Release of the Redox OS 0.8 operating system written in Rust

The release of the Redox 0.8 operating system, developed using the Rust language and the microkernel concept, has been published. The developments of the project are distributed under the free MIT license. For testing Redox OS, demo builds of 768 MB are offered, as well as images with a basic graphical environment (256 MB) and console tools for server systems (256 MB). The assemblies are generated for the x86_64 architecture and are available for systems with UEFI and BIOS. The demo image, in addition to the Orbital graphical environment, includes a DOSBox emulator, a selection of games (DOOM, Neverball, Neverputt, sopwith, syobonaction), tutorials, a rodioplay music player, and a Sodium text editor.

The operating system develops in accordance with the Unix philosophy and borrows some ideas from SeL4, Minix and Plan 9. Redox uses the microkernel concept, in which only communication between processes and resource management is provided at the kernel level, and all other functionality is placed in libraries that can be used both kernel and user applications. All drivers run in user space in isolated sandbox environments. For compatibility with existing applications, a special POSIX layer is provided that allows many programs to run without porting.

The system applies the principle "everything is a URL". For example, the URL β€œlog://” can be used for logging, β€œbus://” for inter-process communication, β€œtcp://” for network communication, and so on. Modules, which can be implemented as drivers, kernel extensions, and custom applications, can register their own URL handlers, for example, you can write an I/O access module and bind it to the "port_io://" URL, after which you can use it to access port 60 by opening the URL "port_io://60".

The user environment in Redox is built around Orbital's own graphical shell (not to be confused with the other Orbital shell that uses Qt and Wayland) and the OrbTk toolkit, which provides an API similar to Flutter, React and Redux. Netsurf is used as a web browser. The project also develops its own package manager, a set of standard utilities (binutils, coreutils, netutils, extrautils), the ion command shell, the relibc standard C library, the sodium vim-like text editor, the network stack, and the file system. The configuration is set in the Toml language.

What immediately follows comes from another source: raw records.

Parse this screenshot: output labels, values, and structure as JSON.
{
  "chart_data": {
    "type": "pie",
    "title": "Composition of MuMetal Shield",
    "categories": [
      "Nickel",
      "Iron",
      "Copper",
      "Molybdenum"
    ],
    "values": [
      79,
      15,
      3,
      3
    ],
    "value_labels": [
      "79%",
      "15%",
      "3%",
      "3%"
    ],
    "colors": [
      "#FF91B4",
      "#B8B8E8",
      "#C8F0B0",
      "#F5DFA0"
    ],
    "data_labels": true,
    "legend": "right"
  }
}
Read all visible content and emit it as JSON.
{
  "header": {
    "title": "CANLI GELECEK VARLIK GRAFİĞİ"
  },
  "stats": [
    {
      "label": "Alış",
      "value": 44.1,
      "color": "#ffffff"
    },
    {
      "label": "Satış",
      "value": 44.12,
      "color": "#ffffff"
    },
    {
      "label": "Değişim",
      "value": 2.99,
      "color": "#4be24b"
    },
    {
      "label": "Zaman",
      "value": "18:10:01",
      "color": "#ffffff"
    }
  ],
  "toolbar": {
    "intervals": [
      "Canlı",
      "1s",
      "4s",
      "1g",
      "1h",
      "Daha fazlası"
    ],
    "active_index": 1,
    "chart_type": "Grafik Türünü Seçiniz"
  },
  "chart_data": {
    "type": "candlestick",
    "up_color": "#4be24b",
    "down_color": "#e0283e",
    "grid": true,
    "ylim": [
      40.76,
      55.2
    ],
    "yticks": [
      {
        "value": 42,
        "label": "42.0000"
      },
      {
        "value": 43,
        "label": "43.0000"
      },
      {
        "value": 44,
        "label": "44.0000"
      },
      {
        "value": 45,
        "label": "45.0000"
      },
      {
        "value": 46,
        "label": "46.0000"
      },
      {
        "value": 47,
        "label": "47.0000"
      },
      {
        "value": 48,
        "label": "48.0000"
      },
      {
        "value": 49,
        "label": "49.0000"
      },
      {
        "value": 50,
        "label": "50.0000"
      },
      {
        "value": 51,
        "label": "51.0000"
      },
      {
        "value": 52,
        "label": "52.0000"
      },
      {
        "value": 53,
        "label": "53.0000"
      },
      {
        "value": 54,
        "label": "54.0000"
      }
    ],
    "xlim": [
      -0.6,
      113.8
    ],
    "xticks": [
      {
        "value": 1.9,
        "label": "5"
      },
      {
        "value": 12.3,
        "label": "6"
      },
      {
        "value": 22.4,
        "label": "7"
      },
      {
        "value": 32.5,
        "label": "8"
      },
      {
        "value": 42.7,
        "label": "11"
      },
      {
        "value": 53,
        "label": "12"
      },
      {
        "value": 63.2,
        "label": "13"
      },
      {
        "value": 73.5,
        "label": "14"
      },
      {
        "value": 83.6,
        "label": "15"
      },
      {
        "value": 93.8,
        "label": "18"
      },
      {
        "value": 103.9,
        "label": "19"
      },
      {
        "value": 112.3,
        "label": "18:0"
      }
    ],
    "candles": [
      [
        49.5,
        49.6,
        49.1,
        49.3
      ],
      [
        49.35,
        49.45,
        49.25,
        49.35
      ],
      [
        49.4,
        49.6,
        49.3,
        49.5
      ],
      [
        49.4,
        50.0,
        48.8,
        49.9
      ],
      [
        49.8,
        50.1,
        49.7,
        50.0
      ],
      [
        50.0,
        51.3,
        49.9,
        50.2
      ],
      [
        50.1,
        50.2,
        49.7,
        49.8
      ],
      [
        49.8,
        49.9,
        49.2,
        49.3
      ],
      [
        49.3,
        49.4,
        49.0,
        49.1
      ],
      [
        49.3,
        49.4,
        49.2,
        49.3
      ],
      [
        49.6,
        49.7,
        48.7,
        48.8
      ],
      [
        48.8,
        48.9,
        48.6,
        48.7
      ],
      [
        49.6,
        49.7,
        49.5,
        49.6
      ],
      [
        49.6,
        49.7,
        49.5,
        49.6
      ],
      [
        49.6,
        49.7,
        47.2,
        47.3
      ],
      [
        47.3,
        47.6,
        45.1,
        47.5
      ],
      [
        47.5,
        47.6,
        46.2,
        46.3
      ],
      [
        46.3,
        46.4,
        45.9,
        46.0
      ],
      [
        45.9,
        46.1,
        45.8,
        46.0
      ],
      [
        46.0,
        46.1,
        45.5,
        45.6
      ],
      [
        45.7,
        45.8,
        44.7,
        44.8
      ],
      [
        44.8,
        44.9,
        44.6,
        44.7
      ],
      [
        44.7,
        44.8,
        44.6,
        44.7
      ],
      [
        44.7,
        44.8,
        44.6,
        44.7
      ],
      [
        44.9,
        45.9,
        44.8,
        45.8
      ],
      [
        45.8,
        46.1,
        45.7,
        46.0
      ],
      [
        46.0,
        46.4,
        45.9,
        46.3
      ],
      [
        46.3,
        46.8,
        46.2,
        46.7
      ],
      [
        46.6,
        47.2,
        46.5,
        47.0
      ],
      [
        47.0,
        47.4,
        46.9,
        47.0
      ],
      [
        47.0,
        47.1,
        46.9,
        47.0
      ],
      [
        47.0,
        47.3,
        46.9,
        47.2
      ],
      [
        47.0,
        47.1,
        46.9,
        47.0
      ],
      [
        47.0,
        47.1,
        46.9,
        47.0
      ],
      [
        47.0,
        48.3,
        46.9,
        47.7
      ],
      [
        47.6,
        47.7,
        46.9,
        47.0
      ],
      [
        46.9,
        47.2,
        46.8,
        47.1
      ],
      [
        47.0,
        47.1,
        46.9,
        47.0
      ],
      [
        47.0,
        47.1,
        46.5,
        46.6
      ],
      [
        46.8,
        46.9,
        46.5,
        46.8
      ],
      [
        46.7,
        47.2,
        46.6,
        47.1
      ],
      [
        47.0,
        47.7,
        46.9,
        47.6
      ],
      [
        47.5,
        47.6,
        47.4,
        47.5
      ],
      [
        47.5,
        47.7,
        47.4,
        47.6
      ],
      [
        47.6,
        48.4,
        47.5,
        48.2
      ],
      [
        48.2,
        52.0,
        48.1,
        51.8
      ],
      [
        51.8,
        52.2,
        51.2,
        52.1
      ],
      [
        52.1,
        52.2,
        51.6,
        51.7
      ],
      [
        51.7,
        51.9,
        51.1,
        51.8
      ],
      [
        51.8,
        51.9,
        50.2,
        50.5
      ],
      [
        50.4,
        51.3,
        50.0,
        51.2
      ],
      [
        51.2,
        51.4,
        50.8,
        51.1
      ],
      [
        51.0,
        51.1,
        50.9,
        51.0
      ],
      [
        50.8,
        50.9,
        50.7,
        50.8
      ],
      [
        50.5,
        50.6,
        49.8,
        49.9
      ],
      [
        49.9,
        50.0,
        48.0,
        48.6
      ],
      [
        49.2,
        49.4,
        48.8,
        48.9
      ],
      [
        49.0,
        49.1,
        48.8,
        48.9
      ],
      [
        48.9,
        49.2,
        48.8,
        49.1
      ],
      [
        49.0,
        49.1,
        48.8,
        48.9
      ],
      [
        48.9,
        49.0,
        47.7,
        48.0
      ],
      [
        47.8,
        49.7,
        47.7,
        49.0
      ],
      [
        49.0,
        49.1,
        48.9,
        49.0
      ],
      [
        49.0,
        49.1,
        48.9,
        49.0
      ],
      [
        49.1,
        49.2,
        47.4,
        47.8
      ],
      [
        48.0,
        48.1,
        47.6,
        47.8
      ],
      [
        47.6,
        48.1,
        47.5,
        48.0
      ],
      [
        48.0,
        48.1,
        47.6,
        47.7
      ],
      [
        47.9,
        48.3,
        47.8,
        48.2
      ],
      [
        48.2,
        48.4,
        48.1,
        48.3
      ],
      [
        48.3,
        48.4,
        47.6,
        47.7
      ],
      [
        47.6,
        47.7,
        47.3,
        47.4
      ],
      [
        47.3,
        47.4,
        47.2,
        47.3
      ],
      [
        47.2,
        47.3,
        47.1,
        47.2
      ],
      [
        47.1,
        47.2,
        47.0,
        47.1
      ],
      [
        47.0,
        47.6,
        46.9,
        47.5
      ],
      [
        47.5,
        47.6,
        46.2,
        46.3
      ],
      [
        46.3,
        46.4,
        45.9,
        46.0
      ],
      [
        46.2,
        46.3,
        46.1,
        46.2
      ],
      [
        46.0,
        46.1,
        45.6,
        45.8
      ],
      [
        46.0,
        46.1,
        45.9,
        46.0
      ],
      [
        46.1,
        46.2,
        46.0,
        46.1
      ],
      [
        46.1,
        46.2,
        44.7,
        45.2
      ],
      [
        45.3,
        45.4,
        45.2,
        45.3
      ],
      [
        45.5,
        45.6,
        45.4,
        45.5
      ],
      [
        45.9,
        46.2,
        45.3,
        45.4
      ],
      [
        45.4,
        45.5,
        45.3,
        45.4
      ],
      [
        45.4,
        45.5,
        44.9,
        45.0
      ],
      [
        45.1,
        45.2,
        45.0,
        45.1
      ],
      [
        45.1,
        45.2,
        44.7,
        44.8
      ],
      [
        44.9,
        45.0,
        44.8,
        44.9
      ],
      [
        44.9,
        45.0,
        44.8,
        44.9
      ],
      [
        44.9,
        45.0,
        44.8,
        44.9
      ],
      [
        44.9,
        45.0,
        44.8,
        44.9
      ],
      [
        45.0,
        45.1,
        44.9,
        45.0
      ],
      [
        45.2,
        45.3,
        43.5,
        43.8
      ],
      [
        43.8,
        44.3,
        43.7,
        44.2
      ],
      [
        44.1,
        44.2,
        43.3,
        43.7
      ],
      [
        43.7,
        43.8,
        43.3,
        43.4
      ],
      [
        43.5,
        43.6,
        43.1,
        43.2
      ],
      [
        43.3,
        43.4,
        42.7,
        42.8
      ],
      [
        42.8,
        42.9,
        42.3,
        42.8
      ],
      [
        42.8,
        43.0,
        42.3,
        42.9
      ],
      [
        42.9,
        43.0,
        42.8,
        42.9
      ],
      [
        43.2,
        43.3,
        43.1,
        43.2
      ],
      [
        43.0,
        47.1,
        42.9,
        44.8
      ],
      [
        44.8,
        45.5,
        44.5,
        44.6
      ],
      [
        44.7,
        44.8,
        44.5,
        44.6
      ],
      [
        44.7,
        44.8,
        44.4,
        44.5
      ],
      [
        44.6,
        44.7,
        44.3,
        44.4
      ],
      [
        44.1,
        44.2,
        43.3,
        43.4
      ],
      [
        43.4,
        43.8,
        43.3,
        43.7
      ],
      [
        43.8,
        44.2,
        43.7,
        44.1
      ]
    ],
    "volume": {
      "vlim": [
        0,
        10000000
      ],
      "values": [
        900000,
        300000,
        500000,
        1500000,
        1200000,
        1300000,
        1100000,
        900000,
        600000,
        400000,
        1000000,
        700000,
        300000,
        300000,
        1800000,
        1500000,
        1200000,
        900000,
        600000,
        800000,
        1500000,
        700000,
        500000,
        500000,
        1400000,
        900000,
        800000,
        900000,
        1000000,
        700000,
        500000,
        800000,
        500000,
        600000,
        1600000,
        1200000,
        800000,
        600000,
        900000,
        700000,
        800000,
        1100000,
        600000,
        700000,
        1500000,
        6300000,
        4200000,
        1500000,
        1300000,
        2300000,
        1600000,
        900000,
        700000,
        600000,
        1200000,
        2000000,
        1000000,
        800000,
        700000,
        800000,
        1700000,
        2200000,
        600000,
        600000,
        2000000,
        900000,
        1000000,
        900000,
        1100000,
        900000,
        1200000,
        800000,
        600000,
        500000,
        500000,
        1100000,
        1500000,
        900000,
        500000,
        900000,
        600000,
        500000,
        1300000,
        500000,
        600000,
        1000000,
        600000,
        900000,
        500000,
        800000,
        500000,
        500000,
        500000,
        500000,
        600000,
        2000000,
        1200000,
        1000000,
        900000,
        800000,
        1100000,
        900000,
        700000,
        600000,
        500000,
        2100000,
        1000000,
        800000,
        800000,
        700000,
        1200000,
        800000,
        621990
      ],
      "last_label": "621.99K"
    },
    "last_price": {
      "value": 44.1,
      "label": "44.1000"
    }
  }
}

The new release continues work on ensuring work on real hardware. In addition to the x86_64 architecture, the ability to work on 32-bit x86 systems (i686, Pentium II and newer) has been added. Porting to CPU ARM64 (aarch64) is in progress. Work on real ARM hardware is not yet supported, but it is possible to boot when emulating ARM64 in QEMU. By default, the audio subsystem is enabled and initial support for multi-monitor configurations is provided (on systems with a UEFI framebuffer). The equipment supported by Redox OS includes AC'97 and Intel HD Audio sound chips, graphics output via the VESA BIOS or UEFI GOP API, Ethernet (Intel 1/10 Gigabit Ethernet, Realtek RTL8168), input devices (keyboards, mice, touchpads), SATA (AHCI, IDE) and NVMe. Support for Wi-Fi and USB has not yet been brought to readiness (USB only works in QEMU).

Other innovations:

  • Merged boot images for BIOS and EFI systems.
  • Implementation of clone and exec system calls moved to user space.
  • Simplified download process. A bootstrap program has been introduced that is run by the kernel and provides further loading of ELF files, such as the init process.
  • Added escalated program to allow setuid programs such as sudo to work.
  • To simplify the creation and installation of background processes, the redox-daemon crate package has been proposed.
  • The build system has been redesigned, in which it became possible to build for different architectures in the same source tree. To simplify the assembly of different configurations, the build.sh script is proposed. Added support for building using the podman toolkit. The assembly of the kernel, bootloader and initfs is unified with other packages.
  • Added a demo configuration for building sample programs that are not included in the base boot image with a graphical environment.
  • Support for programmatic volume control has been added to the audiod audio subsystem.
  • Added driver for sound chips based on AC'97. Improved driver for Intel HD Audio chips.
  • Added driver for IDE controllers.
  • Improved support for NVMe drives.
  • Improved PCI, PS/2, RTL8168, USB HID, VESA drivers.
  • The organization of the installation process has been redesigned: the bootloader, bootstrap, kernel and initfs are now located in the /boot directory.
  • The kernel has simplified work with memory, added the ability to manipulate address spaces from the user level.
  • Support for multi-monitor systems has been added to the Orbital graphical shell, mouse cursor processing has been improved, and an indicator has been added to change the volume. The menu has the ability to divide applications into categories.